Consumers demand better service creating a need for shippers to provide fast, accurate, and quality service. Good management strategy aims to constantly optimize transportation processes and eliminate disruptions. Therefore, it has a direct impact on your customers’ satisfaction. Improved customer service can bring a good reputation to a company’s brand and help generate more business. A well-arranged and high-performing freight transportation process can significantly contribute to customer experience and exceed shippers’ expectations. Ultimately, well-handled logistics contributes to the overall positive customer experience.
It is important to create visibility into a company’s supply chain. Advanced transportation management systems (TMS) analyze historical data and track the real-time movement of goods in and out of businesses. Logistics managers can use this information to inform optimizations and avoid potential disruptions. TMS data analysis keeps a company’s supply chain moving more efficiently, all while gaining operational insight.

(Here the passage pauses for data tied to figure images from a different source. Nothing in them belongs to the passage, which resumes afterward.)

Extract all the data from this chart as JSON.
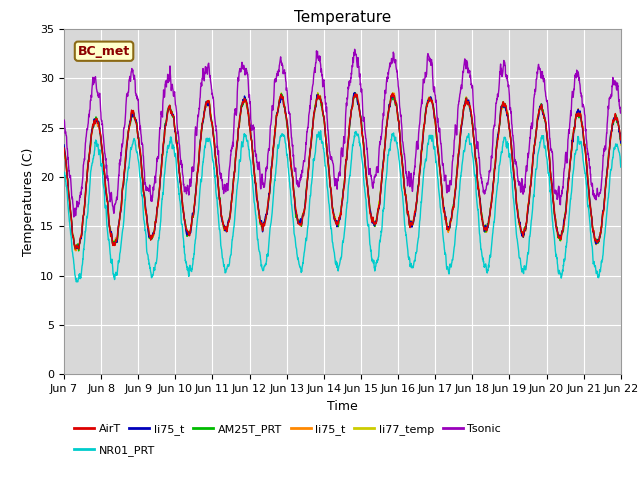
{
  "title": "Temperature",
  "ylabel": "Temperatures (C)",
  "xlabel": "Time",
  "ylim": [
    0,
    35
  ],
  "yticks": [
    0,
    5,
    10,
    15,
    20,
    25,
    30,
    35
  ],
  "n_days": 15,
  "x_tick_labels": [
    "Jun 7",
    "Jun 8",
    "Jun 9",
    "Jun 10",
    "Jun 11",
    "Jun 12",
    "Jun 13",
    "Jun 14",
    "Jun 15",
    "Jun 16",
    "Jun 17",
    "Jun 18",
    "Jun 19",
    "Jun 20",
    "Jun 21",
    "Jun 22"
  ],
  "annotation_text": "BC_met",
  "legend_labels": [
    "AirT",
    "li75_t",
    "AM25T_PRT",
    "li75_t",
    "li77_temp",
    "Tsonic",
    "NR01_PRT"
  ],
  "legend_colors": [
    "#dd0000",
    "#0000bb",
    "#00bb00",
    "#ff8800",
    "#cccc00",
    "#9900bb",
    "#00cccc"
  ],
  "background_plot": "#d8d8d8",
  "background_fig": "#ffffff",
  "grid_color": "#ffffff",
  "title_fontsize": 11,
  "label_fontsize": 9,
  "tick_fontsize": 8,
  "linewidth": 1.0
}
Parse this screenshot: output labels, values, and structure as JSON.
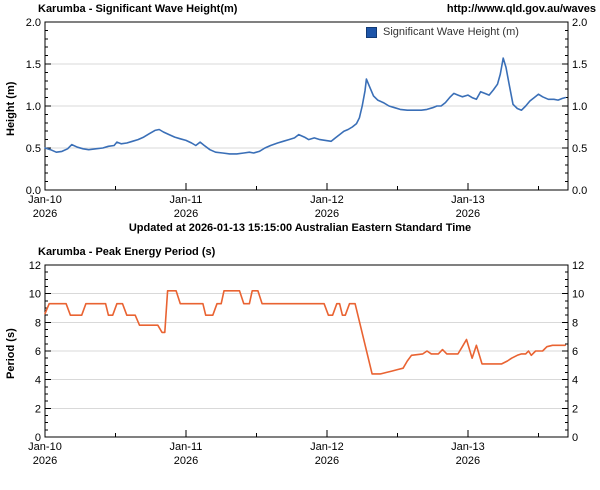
{
  "page": {
    "url": "http://www.qld.gov.au/waves",
    "updated": "Updated at 2026-01-13 15:15:00 Australian Eastern Standard Time"
  },
  "colors": {
    "wave_height_line": "#3a6fb7",
    "legend_swatch": "#1d55a9",
    "period_line": "#e96332",
    "gridline": "#d9d9d9",
    "axis": "#000000"
  },
  "chart_data": [
    {
      "type": "line",
      "title": "Karumba - Significant Wave Height(m)",
      "ylabel": "Height (m)",
      "xlabel": "",
      "xlim": [
        0,
        3.71
      ],
      "ylim": [
        0,
        2
      ],
      "yticks": [
        0,
        0.5,
        1,
        1.5,
        2
      ],
      "ytick_labels": [
        "0.0",
        "0.5",
        "1.0",
        "1.5",
        "2.0"
      ],
      "yminor": 0.1,
      "xticks": [
        0,
        1,
        2,
        3
      ],
      "xtick_labels": [
        {
          "label": "Jan-10",
          "year": "2026"
        },
        {
          "label": "Jan-11",
          "year": "2026"
        },
        {
          "label": "Jan-12",
          "year": "2026"
        },
        {
          "label": "Jan-13",
          "year": "2026"
        }
      ],
      "xminor": 0.5,
      "grid": "horizontal-interior",
      "legend_position": "top-right-inside",
      "legend": {
        "entries": [
          {
            "label": "Significant Wave Height (m)",
            "color": "#1d55a9"
          }
        ]
      },
      "series": [
        {
          "name": "Significant Wave Height (m)",
          "color": "#3a6fb7",
          "x_unit": "days since Jan-10 2026 00:00",
          "points": [
            [
              0,
              0.5
            ],
            [
              0.04,
              0.48
            ],
            [
              0.08,
              0.45
            ],
            [
              0.12,
              0.46
            ],
            [
              0.16,
              0.49
            ],
            [
              0.19,
              0.54
            ],
            [
              0.23,
              0.51
            ],
            [
              0.27,
              0.49
            ],
            [
              0.31,
              0.48
            ],
            [
              0.36,
              0.49
            ],
            [
              0.41,
              0.5
            ],
            [
              0.45,
              0.52
            ],
            [
              0.49,
              0.53
            ],
            [
              0.51,
              0.57
            ],
            [
              0.54,
              0.55
            ],
            [
              0.58,
              0.56
            ],
            [
              0.62,
              0.58
            ],
            [
              0.66,
              0.6
            ],
            [
              0.7,
              0.63
            ],
            [
              0.74,
              0.67
            ],
            [
              0.78,
              0.71
            ],
            [
              0.81,
              0.72
            ],
            [
              0.84,
              0.69
            ],
            [
              0.88,
              0.66
            ],
            [
              0.92,
              0.63
            ],
            [
              0.96,
              0.61
            ],
            [
              1.0,
              0.59
            ],
            [
              1.04,
              0.56
            ],
            [
              1.07,
              0.53
            ],
            [
              1.1,
              0.57
            ],
            [
              1.13,
              0.53
            ],
            [
              1.17,
              0.48
            ],
            [
              1.21,
              0.45
            ],
            [
              1.26,
              0.44
            ],
            [
              1.31,
              0.43
            ],
            [
              1.36,
              0.43
            ],
            [
              1.41,
              0.44
            ],
            [
              1.45,
              0.45
            ],
            [
              1.48,
              0.44
            ],
            [
              1.52,
              0.46
            ],
            [
              1.56,
              0.5
            ],
            [
              1.6,
              0.53
            ],
            [
              1.65,
              0.56
            ],
            [
              1.69,
              0.58
            ],
            [
              1.73,
              0.6
            ],
            [
              1.77,
              0.62
            ],
            [
              1.8,
              0.66
            ],
            [
              1.84,
              0.63
            ],
            [
              1.87,
              0.6
            ],
            [
              1.91,
              0.62
            ],
            [
              1.95,
              0.6
            ],
            [
              1.99,
              0.59
            ],
            [
              2.03,
              0.58
            ],
            [
              2.06,
              0.62
            ],
            [
              2.09,
              0.66
            ],
            [
              2.12,
              0.7
            ],
            [
              2.15,
              0.72
            ],
            [
              2.18,
              0.75
            ],
            [
              2.21,
              0.79
            ],
            [
              2.23,
              0.86
            ],
            [
              2.25,
              1.0
            ],
            [
              2.27,
              1.18
            ],
            [
              2.28,
              1.32
            ],
            [
              2.3,
              1.24
            ],
            [
              2.33,
              1.12
            ],
            [
              2.36,
              1.07
            ],
            [
              2.4,
              1.04
            ],
            [
              2.44,
              1.0
            ],
            [
              2.48,
              0.98
            ],
            [
              2.52,
              0.96
            ],
            [
              2.57,
              0.95
            ],
            [
              2.62,
              0.95
            ],
            [
              2.67,
              0.95
            ],
            [
              2.71,
              0.96
            ],
            [
              2.75,
              0.98
            ],
            [
              2.78,
              1.0
            ],
            [
              2.81,
              1.0
            ],
            [
              2.84,
              1.04
            ],
            [
              2.87,
              1.1
            ],
            [
              2.9,
              1.15
            ],
            [
              2.93,
              1.13
            ],
            [
              2.96,
              1.11
            ],
            [
              3.0,
              1.13
            ],
            [
              3.03,
              1.1
            ],
            [
              3.06,
              1.08
            ],
            [
              3.09,
              1.17
            ],
            [
              3.12,
              1.15
            ],
            [
              3.15,
              1.13
            ],
            [
              3.18,
              1.19
            ],
            [
              3.21,
              1.26
            ],
            [
              3.23,
              1.38
            ],
            [
              3.25,
              1.57
            ],
            [
              3.27,
              1.46
            ],
            [
              3.29,
              1.28
            ],
            [
              3.32,
              1.02
            ],
            [
              3.35,
              0.97
            ],
            [
              3.38,
              0.95
            ],
            [
              3.41,
              1.0
            ],
            [
              3.44,
              1.06
            ],
            [
              3.47,
              1.1
            ],
            [
              3.5,
              1.14
            ],
            [
              3.53,
              1.11
            ],
            [
              3.57,
              1.08
            ],
            [
              3.61,
              1.08
            ],
            [
              3.64,
              1.07
            ],
            [
              3.67,
              1.09
            ],
            [
              3.69,
              1.1
            ]
          ]
        }
      ]
    },
    {
      "type": "line",
      "title": "Karumba - Peak Energy Period (s)",
      "ylabel": "Period (s)",
      "xlabel": "",
      "xlim": [
        0,
        3.71
      ],
      "ylim": [
        0,
        12
      ],
      "yticks": [
        0,
        2,
        4,
        6,
        8,
        10,
        12
      ],
      "ytick_labels": [
        "0",
        "2",
        "4",
        "6",
        "8",
        "10",
        "12"
      ],
      "yminor": 0.5,
      "xticks": [
        0,
        1,
        2,
        3
      ],
      "xtick_labels": [
        {
          "label": "Jan-10",
          "year": "2026"
        },
        {
          "label": "Jan-11",
          "year": "2026"
        },
        {
          "label": "Jan-12",
          "year": "2026"
        },
        {
          "label": "Jan-13",
          "year": "2026"
        }
      ],
      "xminor": 0.5,
      "grid": "horizontal-interior",
      "legend_position": "none",
      "series": [
        {
          "name": "Peak Energy Period (s)",
          "color": "#e96332",
          "x_unit": "days since Jan-10 2026 00:00",
          "points": [
            [
              0,
              8.6
            ],
            [
              0.03,
              9.3
            ],
            [
              0.15,
              9.3
            ],
            [
              0.18,
              8.5
            ],
            [
              0.26,
              8.5
            ],
            [
              0.29,
              9.3
            ],
            [
              0.43,
              9.3
            ],
            [
              0.45,
              8.5
            ],
            [
              0.48,
              8.5
            ],
            [
              0.51,
              9.3
            ],
            [
              0.55,
              9.3
            ],
            [
              0.58,
              8.5
            ],
            [
              0.64,
              8.5
            ],
            [
              0.67,
              7.8
            ],
            [
              0.8,
              7.8
            ],
            [
              0.83,
              7.3
            ],
            [
              0.85,
              7.3
            ],
            [
              0.87,
              10.2
            ],
            [
              0.93,
              10.2
            ],
            [
              0.96,
              9.3
            ],
            [
              1.12,
              9.3
            ],
            [
              1.14,
              8.5
            ],
            [
              1.19,
              8.5
            ],
            [
              1.22,
              9.3
            ],
            [
              1.25,
              9.3
            ],
            [
              1.27,
              10.2
            ],
            [
              1.38,
              10.2
            ],
            [
              1.41,
              9.3
            ],
            [
              1.45,
              9.3
            ],
            [
              1.47,
              10.2
            ],
            [
              1.51,
              10.2
            ],
            [
              1.54,
              9.3
            ],
            [
              1.98,
              9.3
            ],
            [
              2.01,
              8.5
            ],
            [
              2.04,
              8.5
            ],
            [
              2.07,
              9.3
            ],
            [
              2.09,
              9.3
            ],
            [
              2.11,
              8.5
            ],
            [
              2.13,
              8.5
            ],
            [
              2.16,
              9.3
            ],
            [
              2.2,
              9.3
            ],
            [
              2.32,
              4.4
            ],
            [
              2.38,
              4.4
            ],
            [
              2.42,
              4.5
            ],
            [
              2.46,
              4.6
            ],
            [
              2.5,
              4.7
            ],
            [
              2.54,
              4.8
            ],
            [
              2.57,
              5.3
            ],
            [
              2.6,
              5.7
            ],
            [
              2.68,
              5.8
            ],
            [
              2.71,
              6.0
            ],
            [
              2.74,
              5.8
            ],
            [
              2.79,
              5.8
            ],
            [
              2.82,
              6.1
            ],
            [
              2.85,
              5.8
            ],
            [
              2.93,
              5.8
            ],
            [
              2.96,
              6.3
            ],
            [
              2.99,
              6.8
            ],
            [
              3.03,
              5.5
            ],
            [
              3.06,
              6.4
            ],
            [
              3.1,
              5.1
            ],
            [
              3.24,
              5.1
            ],
            [
              3.28,
              5.3
            ],
            [
              3.31,
              5.5
            ],
            [
              3.35,
              5.7
            ],
            [
              3.38,
              5.8
            ],
            [
              3.41,
              5.8
            ],
            [
              3.43,
              6.0
            ],
            [
              3.45,
              5.7
            ],
            [
              3.48,
              6.0
            ],
            [
              3.53,
              6.0
            ],
            [
              3.56,
              6.3
            ],
            [
              3.6,
              6.4
            ],
            [
              3.69,
              6.4
            ]
          ]
        }
      ]
    }
  ]
}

Managing logistics with efficiency will give a company control over inbound freight, keep inventory at optimal levels, organize the reverse flow of goods, and utilize freight moves on the proper transportation modes – all of which can cut costs significantly. In fact, inbound freight can account for about 40% of general supply chain costs. This means proper logistics management lets shippers tap into hidden opportunities for savings.
Before turning to external help and investing in management technology, you want to make sure it will produce beneficial results. That’s why it is important to know how to measure the effectiveness of any new practices.
Many companies look to third-party logistics providers (3PL’s) for help as this simple concept can often become very complex and difficult to execute. 3PL’s have the expertise and advanced technology to cut costs and improve logistics processes much more efficiently than companies can in-house.